“People pretend to be innocent. Doesn’t make them little cherubs,” Vivian grumbled.
“Does that mean they pretend to be tough, too?”
Vivian rolled her eyes. She wanted to tell Harvey to pass along a message to Montoya. To tell everyone exactly how to go fuck themselves. Tell them she didn’t accept performance notes from people who had no idea what the hell they were talking about. If they wanted something else, they could record it themselves.

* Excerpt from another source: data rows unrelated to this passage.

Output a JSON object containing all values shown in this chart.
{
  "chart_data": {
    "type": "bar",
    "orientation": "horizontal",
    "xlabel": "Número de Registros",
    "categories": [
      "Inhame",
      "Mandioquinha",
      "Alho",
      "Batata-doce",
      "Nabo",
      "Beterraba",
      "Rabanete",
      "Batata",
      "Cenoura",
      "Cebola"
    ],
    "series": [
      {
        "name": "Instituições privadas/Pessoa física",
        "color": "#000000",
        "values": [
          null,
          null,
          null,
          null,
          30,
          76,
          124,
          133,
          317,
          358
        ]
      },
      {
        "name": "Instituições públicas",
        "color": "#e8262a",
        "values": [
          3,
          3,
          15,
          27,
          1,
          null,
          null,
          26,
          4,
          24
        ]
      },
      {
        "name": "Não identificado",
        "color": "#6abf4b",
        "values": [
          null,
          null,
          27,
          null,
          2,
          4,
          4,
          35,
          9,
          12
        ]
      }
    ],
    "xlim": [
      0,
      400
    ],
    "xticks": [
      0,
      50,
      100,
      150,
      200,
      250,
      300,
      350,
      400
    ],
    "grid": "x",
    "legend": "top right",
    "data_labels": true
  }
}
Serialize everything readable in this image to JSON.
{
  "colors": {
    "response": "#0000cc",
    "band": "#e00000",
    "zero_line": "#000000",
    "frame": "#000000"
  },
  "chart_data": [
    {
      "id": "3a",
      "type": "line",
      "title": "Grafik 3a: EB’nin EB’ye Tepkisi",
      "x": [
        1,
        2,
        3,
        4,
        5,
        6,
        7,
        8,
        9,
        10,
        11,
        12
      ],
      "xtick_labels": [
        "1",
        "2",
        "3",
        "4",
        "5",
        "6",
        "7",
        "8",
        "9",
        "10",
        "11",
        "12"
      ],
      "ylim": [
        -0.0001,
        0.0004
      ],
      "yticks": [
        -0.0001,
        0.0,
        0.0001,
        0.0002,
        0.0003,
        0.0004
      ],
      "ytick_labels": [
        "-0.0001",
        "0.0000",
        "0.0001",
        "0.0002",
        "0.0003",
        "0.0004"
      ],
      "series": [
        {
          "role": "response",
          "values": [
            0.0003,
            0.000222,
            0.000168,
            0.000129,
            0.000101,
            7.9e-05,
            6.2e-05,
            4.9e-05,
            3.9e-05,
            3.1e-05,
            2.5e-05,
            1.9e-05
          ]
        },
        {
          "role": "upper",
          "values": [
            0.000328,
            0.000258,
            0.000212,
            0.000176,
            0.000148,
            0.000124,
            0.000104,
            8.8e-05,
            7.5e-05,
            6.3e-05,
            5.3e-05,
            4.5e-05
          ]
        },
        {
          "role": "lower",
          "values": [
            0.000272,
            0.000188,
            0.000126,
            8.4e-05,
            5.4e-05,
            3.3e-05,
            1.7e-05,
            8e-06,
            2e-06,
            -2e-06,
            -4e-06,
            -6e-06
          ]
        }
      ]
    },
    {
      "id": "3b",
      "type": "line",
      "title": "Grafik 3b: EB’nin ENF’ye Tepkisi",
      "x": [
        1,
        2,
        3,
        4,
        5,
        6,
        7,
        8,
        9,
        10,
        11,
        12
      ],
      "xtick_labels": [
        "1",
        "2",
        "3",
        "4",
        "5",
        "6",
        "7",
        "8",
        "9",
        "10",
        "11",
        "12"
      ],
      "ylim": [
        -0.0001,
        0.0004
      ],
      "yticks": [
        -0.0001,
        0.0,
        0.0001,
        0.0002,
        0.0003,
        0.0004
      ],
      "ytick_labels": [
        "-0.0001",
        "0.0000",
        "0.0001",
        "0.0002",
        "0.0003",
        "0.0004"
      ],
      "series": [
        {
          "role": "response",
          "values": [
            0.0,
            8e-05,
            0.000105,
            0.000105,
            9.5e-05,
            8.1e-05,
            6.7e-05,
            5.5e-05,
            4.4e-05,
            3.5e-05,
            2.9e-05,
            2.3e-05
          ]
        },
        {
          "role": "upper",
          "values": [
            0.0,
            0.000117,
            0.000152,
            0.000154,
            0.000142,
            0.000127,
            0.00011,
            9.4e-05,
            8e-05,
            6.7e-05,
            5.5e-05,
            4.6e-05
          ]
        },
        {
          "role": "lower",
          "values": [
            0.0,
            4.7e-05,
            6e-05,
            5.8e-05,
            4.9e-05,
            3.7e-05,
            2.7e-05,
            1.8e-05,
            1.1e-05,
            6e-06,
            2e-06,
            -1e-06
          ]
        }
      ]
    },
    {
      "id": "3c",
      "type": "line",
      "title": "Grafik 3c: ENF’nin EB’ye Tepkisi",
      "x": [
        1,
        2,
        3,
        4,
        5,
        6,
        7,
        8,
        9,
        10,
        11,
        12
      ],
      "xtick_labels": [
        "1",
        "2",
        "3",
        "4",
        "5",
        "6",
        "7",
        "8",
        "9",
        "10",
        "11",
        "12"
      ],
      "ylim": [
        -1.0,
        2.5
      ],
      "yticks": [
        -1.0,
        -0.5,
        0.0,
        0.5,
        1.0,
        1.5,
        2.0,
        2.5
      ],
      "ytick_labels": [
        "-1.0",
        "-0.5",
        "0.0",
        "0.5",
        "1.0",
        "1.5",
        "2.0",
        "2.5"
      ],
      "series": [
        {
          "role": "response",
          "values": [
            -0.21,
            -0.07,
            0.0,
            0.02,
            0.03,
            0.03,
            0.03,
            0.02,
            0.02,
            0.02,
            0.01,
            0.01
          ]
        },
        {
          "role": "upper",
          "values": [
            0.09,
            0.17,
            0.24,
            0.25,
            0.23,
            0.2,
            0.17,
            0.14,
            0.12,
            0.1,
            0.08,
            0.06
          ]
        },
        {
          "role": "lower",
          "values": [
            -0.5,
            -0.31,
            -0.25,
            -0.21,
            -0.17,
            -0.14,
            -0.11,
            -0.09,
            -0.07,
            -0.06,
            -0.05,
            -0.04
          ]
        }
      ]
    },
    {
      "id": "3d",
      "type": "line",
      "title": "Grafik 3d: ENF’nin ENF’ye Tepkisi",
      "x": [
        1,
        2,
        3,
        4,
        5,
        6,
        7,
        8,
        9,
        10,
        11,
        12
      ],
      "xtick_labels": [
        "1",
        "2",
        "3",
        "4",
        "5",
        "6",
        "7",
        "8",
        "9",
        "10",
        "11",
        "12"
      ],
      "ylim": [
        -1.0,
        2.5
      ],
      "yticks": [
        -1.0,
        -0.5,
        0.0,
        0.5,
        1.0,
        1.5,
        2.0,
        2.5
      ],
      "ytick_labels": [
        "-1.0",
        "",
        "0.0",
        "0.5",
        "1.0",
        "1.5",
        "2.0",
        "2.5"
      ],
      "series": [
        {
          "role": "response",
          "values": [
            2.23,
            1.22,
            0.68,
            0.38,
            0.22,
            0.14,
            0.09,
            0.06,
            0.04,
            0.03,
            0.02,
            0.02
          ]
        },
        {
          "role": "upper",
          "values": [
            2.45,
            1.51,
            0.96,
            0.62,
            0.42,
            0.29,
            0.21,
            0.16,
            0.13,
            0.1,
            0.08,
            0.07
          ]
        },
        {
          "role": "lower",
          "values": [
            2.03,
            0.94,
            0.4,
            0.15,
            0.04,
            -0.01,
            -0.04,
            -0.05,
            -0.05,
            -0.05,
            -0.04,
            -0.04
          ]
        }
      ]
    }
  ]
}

The words were hot on her tongue, a satisfyingly venomous tirade desperate for deployment. But it caught in her throat, extinguished by a cold dread that churned too readily in her belly. It was the same icy paralysis from when her acting work hadn’t just dried up, but vanished, leaving her empty after Hollywood had taken every drop.
There had been no family to call when she sold her Hollywood Hills home for a pittance rather than lose it in foreclosure. No friends to catch her. She had to devise her own way to survive the failure freefall. And after one last check written by the public’s obsession with her appearance, she’d avoided disaster.
Audiobooks became her unlikely salvation. Vivian del Castillo, not VivianTaylor, bought the home that would become her sanctuary. She rebuilt her career on the foundation of her skill alone. A career she painstakingly resurrected from the ashes of obscurity.
Vivian couldn’t help but know that ruin was always around the corner waiting for her to make a misstep. The fight drained out of her, leaving only the reality of survival. Her ego wanted to burn the whole project to the ground. Her fear knew she couldn’t pay her bills with ashes.
“Fine,” she said, holding her breath to swallow the bitter reality.
Harvey had at least never been one to gloat. “Just try taking a step back and finding a fresh approach. This is an important project. I know what this kind of work means to you,” he added, and Vivian regretted confessing that after decades in the closet, performing stories that celebrated women falling in love with each other was cathartic, healing in ways she’d never expected.
Vivian hung up without saying goodbye. She stared at her reflection in the dark window. A woman standing alone. Always afraid of losing. Always weary.
ChapterSix
Gripping the steering wheel,Bryn unleashed a string of curses while she unlocked a new level of hell. She slammed on her breaks, all four lanes of traffic coming to a screeching halt in front of her.
Nightmare. Bryn was in an actual freaking nightmare.
Quick math told her that she’d never make it to Vivian’s on time. Not when traffic was at a stand-still miles from an exit ramp. She’d left at dawn, but that wasn’t early enough to miss the crash that had shut down the highway.
Bryn stopped herself from spiraling. She was just late to voicing made-up characters. Somewhere up ahead, someone’s life had been disrupted in a much more real way. Perspective made the sweat stop dripping down her back. Slowed it, anyway.
She took a deep breath and pretended to be someone braver. She called Iris and put the call on speaker.
“Hey, um, I’m on the turnpike and it’s basically shut down.” She looked in the rearview mirror where a firetruck was zooming over the shoulder, a string of cop cars following. “And I think I’m going to be here a while.”
Iris was asking about alternate routes when Bryn stopped the useless exercise. There was nothing for her to do but wait.
“This far southwest, my only option is the turnpike. Homestead?—”
“Homestead?” Vivian shrieked, surprising Bryn with her presence and her judgmental horror. “You’re coming from Homestead?” she repeated, like she was mentally calculating the size of the solar system.
Despite a surge of nervous energy, Bryn managed not to reveal the termite infestation that made her seek refuge in her childhood home.
“It’s temporary,” Bryn blurted, even though that didn’t matter when her need to travel to Vivian’s house was temporary too.
“Meaning that you will reside fewer than a hundred miles away by tomorrow?” Vivian asked with all the warm compassion of the glacier that took down the Titanic.
Bryn rolled her eyes. “It’s not that far.” She put the van in park. “But, no. I’ll be staying here all week. I’m having… work done in my apartment.”
“This is ridiculous,” Vivian thundered, her voice closer, as if she’d taken the phone from Iris. “How do you expect us to finish this book if?—”
“Well, I didn’t exactly plan this interstate shutdown, Vivian.”
Without warning, Vivan put Bryn on hold. Bryn finally understood keyboard warriors. It was easier to be annoyed when she wasn’t looking right at Vivian. Nearly two minutes later, Vivian returned.
“You can stay in the guesthouse,” Vivian said, disconnected to any conversation she’d had with Bryn.
All Bryn could find in reply was an exasperated, “What?”
“Yenni Montoya remains dissatisfied with the audiobook,” Vivian said, like words cost a fortune and she needed to be sure each was perfect.